Results. The final matched-pair analysis included 186 patients. The 5-year progression-free survival and local control rates were 51.0% and 54.4% (P = 0.531), and 75.2% and 80.3% (P = 0.399), respectively, in patients treated with surgery and those treated with CCRT. There were no significant differences in all, however the progression-free survival rate in the CRT group seemed to be better than that in the surgery group in T3-4 tumor. Swallowing function in patients treated with CCRT was significantly better than that in patients treated with surgery (P = 0.015). On the other hand, of the 170 patients who received CCRT, 35 patients (21%) had local recurrence or residual disease. Only 11 patients underwent further salvage surgery, and 24 patients received nonsurgical treatment. There were statistically significant differences between two groups in terms of patient age and the presence of a simultaneous regional recurrence. The 5-year overall survival rates for the patients who underwent salvage surgery were 49.1%, whereas those for the patients who received nonsurgical treatment were 16.3%.
Conclusion.
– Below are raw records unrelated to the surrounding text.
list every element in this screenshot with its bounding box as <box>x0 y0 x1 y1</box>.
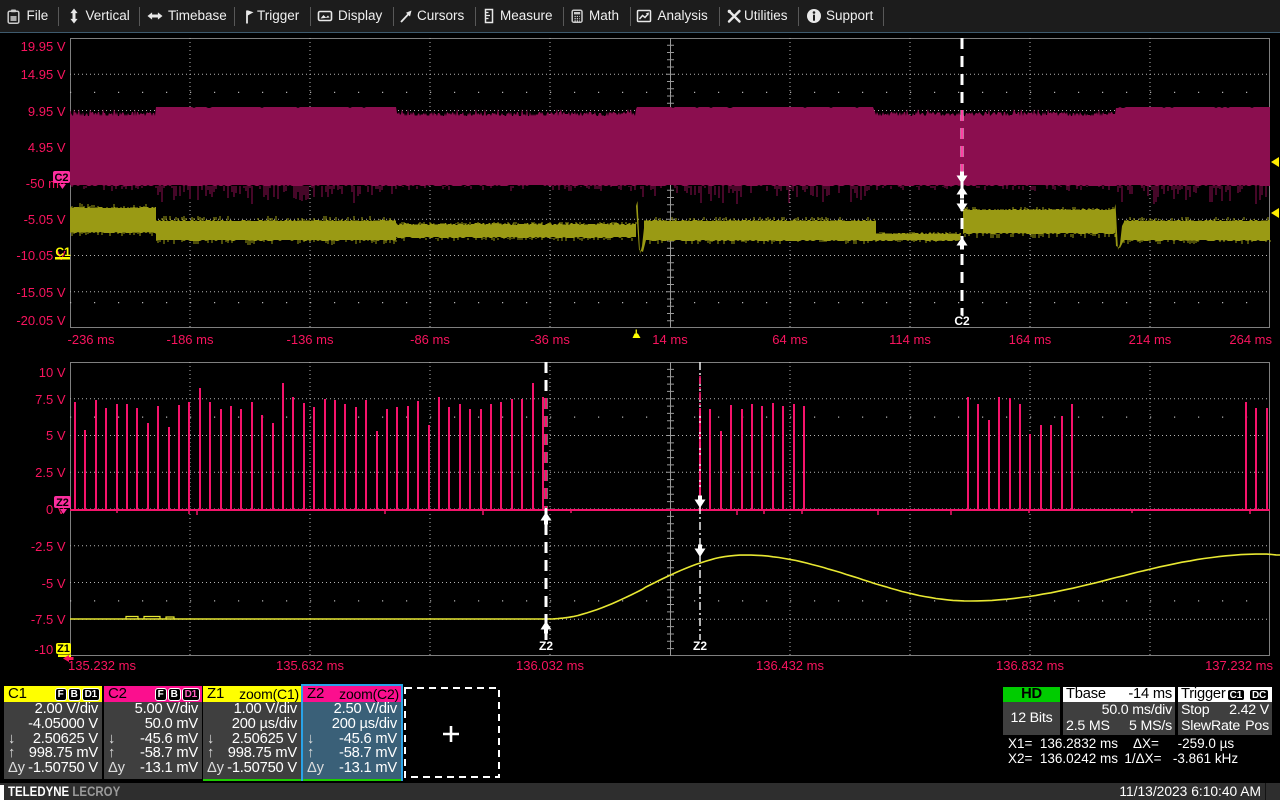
svg-text:Z1: Z1 <box>57 643 70 655</box>
svg-text:-7.5 V: -7.5 V <box>31 612 66 627</box>
svg-text:-186 ms: -186 ms <box>167 332 214 347</box>
svg-text:214 ms: 214 ms <box>1129 332 1172 347</box>
svg-text:264 ms: 264 ms <box>1229 332 1272 347</box>
svg-text:10 V: 10 V <box>39 365 66 380</box>
svg-text:Z2: Z2 <box>56 497 69 509</box>
svg-text:19.95 V: 19.95 V <box>21 39 66 54</box>
svg-text:Z2: Z2 <box>693 639 707 653</box>
svg-text:136.432 ms: 136.432 ms <box>756 658 824 673</box>
svg-text:136.032 ms: 136.032 ms <box>516 658 584 673</box>
svg-text:137.232 ms: 137.232 ms <box>1205 658 1273 673</box>
svg-text:-5.05 V: -5.05 V <box>24 212 66 227</box>
svg-text:Z2: Z2 <box>539 639 553 653</box>
svg-text:-20.05 V: -20.05 V <box>16 313 65 328</box>
svg-text:2.5 V: 2.5 V <box>35 465 66 480</box>
svg-text:-86 ms: -86 ms <box>410 332 450 347</box>
svg-text:135.632 ms: 135.632 ms <box>276 658 344 673</box>
svg-text:-36 ms: -36 ms <box>530 332 570 347</box>
svg-text:-236 ms: -236 ms <box>68 332 115 347</box>
svg-text:-5 V: -5 V <box>42 576 66 591</box>
svg-text:C2: C2 <box>54 172 68 184</box>
svg-text:164 ms: 164 ms <box>1009 332 1052 347</box>
svg-text:4.95 V: 4.95 V <box>28 140 66 155</box>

CCRT is as effective as surgery in the treatment of OPC and swallowing function was significantly better in the CCRT group compared to patients treated with surgery. However, salvage surgery for OPC was indicated in a limited number of patients with local failure and the survival rate of these patients was not as high as expected. The initial treatment method for OPC should be decided carefully and the limitations of salvage surgery should be fully considered.